[Wittrs] Re: Games with Logic and Bachelor

  • From: "jrstern" <jrstern@xxxxxxxxx>
  • To: wittrsamr@xxxxxxxxxxxxx
  • Date: Tue, 09 Feb 2010 23:19:33 -0000

--- In Wittrs@xxxxxxxxxxxxxxx, Sean Wilson <whoooo26505@...> wrote:
>
> Here's what I think you aren't getting. Definitions don't prescribe the use 
> of words, behavior does. What are commonly called definitions in dictionaries 
> are nothing but accounts of these uses. Sort of like a newspaper for the 
> language game. No one I know of would credibly say that if a use was 
> meaningfully understood that it couldn't be made because the dictionary 
> didn't yet have it. And so, for the idea of calling Tiger a "bachelor" to be 
> a joke can only be true IN A SENSE OF TALKING. You are observing a fence 
> again. You use the word "bachelor" and "marriage" with a fence in both yards. 
> That's fine. You're allowed. Many people do. Your point is taken.

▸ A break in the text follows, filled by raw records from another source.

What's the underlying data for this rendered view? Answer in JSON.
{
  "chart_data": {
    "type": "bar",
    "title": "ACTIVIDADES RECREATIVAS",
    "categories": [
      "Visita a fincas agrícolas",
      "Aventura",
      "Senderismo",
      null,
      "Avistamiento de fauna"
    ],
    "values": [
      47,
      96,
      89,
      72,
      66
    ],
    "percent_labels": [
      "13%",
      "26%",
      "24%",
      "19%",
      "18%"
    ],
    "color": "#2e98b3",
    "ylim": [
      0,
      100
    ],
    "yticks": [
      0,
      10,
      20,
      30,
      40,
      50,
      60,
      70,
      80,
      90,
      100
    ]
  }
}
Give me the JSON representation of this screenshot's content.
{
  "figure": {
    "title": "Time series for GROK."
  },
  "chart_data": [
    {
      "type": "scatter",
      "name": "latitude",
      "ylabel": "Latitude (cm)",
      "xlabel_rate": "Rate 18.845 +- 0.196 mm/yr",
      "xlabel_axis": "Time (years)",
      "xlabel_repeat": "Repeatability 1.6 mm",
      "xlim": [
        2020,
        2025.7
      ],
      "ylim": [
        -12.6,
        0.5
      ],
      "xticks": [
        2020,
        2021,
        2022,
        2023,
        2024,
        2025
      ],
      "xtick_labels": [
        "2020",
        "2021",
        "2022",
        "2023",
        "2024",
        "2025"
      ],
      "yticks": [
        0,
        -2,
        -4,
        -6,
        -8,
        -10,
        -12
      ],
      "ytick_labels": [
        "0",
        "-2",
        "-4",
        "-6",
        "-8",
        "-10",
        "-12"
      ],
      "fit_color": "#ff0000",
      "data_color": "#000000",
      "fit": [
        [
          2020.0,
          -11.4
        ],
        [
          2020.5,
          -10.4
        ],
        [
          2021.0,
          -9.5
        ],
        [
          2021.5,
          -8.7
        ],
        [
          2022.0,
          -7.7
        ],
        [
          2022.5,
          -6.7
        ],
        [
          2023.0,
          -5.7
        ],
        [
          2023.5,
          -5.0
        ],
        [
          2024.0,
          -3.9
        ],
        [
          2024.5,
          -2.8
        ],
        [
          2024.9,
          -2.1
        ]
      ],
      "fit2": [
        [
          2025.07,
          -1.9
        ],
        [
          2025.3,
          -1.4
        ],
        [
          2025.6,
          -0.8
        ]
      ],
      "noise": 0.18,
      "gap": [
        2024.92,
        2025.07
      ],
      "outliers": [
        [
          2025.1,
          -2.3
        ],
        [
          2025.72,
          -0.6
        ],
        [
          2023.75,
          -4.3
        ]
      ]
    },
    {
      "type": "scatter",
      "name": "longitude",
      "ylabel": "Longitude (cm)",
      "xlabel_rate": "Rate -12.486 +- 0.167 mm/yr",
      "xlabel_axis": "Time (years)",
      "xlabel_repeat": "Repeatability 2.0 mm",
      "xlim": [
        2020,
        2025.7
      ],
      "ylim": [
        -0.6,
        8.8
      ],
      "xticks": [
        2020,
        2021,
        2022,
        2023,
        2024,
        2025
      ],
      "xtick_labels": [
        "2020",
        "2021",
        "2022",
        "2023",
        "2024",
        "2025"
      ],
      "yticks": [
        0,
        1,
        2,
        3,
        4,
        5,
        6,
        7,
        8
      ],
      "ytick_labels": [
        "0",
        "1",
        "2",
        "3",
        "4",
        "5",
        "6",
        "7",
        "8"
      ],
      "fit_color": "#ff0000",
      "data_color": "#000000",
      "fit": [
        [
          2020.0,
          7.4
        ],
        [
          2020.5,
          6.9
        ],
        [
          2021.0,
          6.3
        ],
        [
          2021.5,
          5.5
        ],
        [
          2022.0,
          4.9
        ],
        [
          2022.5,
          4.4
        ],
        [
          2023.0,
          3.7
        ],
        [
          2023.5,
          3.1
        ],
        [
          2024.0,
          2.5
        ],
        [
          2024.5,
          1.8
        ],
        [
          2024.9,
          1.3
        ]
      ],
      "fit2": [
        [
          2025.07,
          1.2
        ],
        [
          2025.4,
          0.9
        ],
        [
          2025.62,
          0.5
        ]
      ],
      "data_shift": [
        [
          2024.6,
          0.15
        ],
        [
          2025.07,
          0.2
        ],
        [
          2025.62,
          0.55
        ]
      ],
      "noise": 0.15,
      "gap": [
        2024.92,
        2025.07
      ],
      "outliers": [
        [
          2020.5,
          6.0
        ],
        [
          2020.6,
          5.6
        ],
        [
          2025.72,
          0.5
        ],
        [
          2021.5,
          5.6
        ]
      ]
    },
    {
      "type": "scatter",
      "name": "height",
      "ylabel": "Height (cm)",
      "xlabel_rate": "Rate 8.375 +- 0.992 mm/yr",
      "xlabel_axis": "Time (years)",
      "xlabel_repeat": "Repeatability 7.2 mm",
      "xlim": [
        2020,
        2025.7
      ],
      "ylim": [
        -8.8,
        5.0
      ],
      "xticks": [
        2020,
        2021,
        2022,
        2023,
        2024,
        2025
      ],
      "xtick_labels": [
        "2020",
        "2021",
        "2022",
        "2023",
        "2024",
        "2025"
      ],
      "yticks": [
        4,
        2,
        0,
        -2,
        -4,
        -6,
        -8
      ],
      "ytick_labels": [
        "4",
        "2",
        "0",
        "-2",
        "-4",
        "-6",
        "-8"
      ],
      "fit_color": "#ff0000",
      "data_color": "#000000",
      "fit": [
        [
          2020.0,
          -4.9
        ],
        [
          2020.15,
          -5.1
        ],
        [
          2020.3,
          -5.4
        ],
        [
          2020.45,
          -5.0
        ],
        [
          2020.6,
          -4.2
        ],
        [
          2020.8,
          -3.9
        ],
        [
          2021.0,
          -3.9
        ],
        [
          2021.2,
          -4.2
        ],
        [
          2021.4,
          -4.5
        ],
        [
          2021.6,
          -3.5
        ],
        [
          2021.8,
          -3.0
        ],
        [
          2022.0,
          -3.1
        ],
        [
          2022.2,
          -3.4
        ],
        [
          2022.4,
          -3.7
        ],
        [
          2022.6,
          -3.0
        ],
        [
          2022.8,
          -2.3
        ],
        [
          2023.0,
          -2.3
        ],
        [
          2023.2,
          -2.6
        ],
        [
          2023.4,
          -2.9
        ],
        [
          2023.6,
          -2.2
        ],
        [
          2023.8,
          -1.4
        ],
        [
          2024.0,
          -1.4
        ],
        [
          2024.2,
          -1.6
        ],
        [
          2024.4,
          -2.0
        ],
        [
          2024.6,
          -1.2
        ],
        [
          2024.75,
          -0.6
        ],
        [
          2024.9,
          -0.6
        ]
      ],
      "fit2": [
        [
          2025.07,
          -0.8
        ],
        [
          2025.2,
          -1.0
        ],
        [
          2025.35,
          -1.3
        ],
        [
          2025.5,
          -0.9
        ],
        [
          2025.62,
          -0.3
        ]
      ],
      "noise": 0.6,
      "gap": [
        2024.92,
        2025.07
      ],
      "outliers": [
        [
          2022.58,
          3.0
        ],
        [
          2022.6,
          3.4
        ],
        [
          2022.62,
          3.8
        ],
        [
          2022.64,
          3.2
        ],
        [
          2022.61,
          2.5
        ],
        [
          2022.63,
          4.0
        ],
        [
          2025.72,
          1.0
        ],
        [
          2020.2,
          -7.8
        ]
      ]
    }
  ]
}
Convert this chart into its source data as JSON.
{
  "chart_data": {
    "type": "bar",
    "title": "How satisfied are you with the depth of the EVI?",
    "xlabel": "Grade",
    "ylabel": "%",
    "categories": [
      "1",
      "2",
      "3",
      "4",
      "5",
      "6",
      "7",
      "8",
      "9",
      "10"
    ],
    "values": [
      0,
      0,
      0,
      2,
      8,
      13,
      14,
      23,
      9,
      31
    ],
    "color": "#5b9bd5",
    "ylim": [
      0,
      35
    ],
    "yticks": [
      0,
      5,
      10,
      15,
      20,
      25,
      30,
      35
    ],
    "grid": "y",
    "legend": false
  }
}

But what 
> you don't understand is that if people use these words without such fences, 
> they too are allowed whatever goals they score.

Well, I wonder.

If your child says, "Look at the kitty!" and points at a cow,
that must tell us something about indexicals and speech acts and
Wittgensteinian grammars and Quinian empiricism, but does it not
rather get crosswise with what we know of kitties and cows?

In just what game is the goal scored?

We're all supposed to know, from early on, that marks on paper,
sounds in the air, have no _inherent_ meaning but what some person
or persons make of them.  Why must we constantly rediscover this?

And then, the lesson once more fresh in mind, then what?